En fait, c’est dans son incertitude même que réside largement la valeur de la philosophie. Celui qui ne s’y est pas frotté traverse l’existence comme un prisonnier : prisonnier des préjugés du sens commun, des croyances de son pays ou de son temps, de convictions qui ont grandi en lui sans la coopération ni le consentement de la raison. Tout dans le monde lui paraît aller de soi, tant les choses sont pour lui comme ceci et pas autrement, tant son horizon est limité ; les objets ordinaires ne le questionnent pas, les possibilités peu familières sont refusées avec mépris. Mais […] à peine commençons-nous à philosopher que même les choses de tous les jours nous mettent sur la piste de problèmes qui restent finalement sans réponse. Sans doute la philosophie ne nous apprend-elle pas de façon certaine la vraie solution aux doutes qu’elle fait surgir : mais elle suggère des possibilités nouvelles, elle élargit le champ de la pensée en la libérant de la tyrannie de l’habitude. Elle amoindrit notre impression de savoir ce que sont les choses; mais elle augmente notre connaissance de ce qu’elles pourraient être; elle détruit le dogmatisme arrogant de ceux qui n’ont jamais traversé le doute libérateur, et elle maintient vivante notre faculté d’émerveillement en nous montrant les choses familières sous un jour inattendu.

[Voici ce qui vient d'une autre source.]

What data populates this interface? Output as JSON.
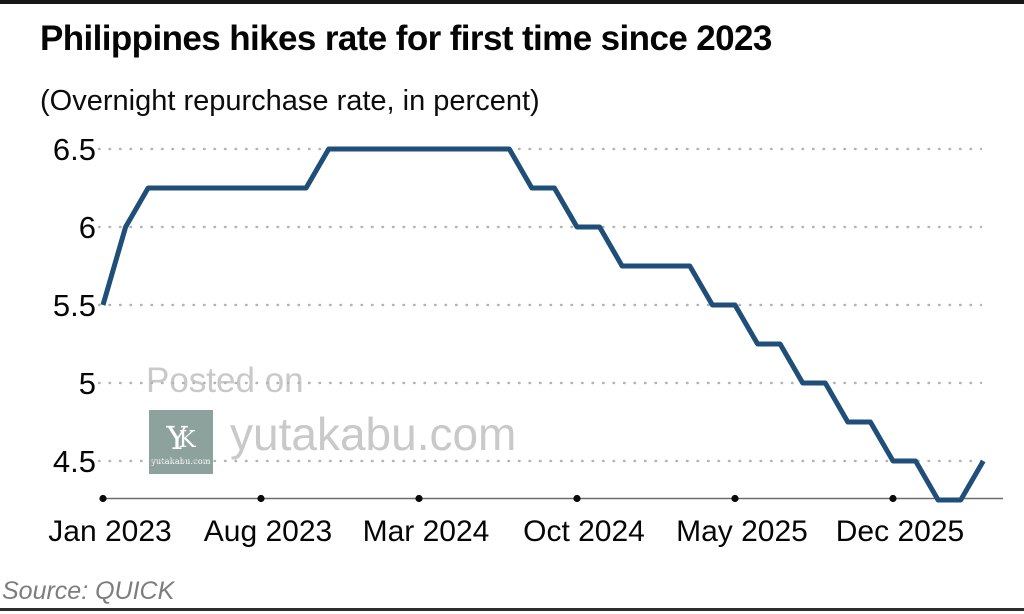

Mais à côté de cette fonction d’ouverture au possible, la philosophie tire sa valeur – et peut-être est-ce là sa valeur la plus haute – de la grandeur des objets qu’elle contemple, et de la libération à l’égard de la sphère étroite des buts individuels que cette contemplation induit. La vie de l’homme naturel est bornée par l’horizon de ses intérêts privés : sa famille, ses amis peuvent y être compris, mais le monde extérieur n’y est perçu que comme une aide ou un obstacle au cercle étroit de ses désirs.
Bertrand RUSSELL. Problèmes de philosophie, traduction François Rivenc, Paris, Payot, 1912, pp. 180-181.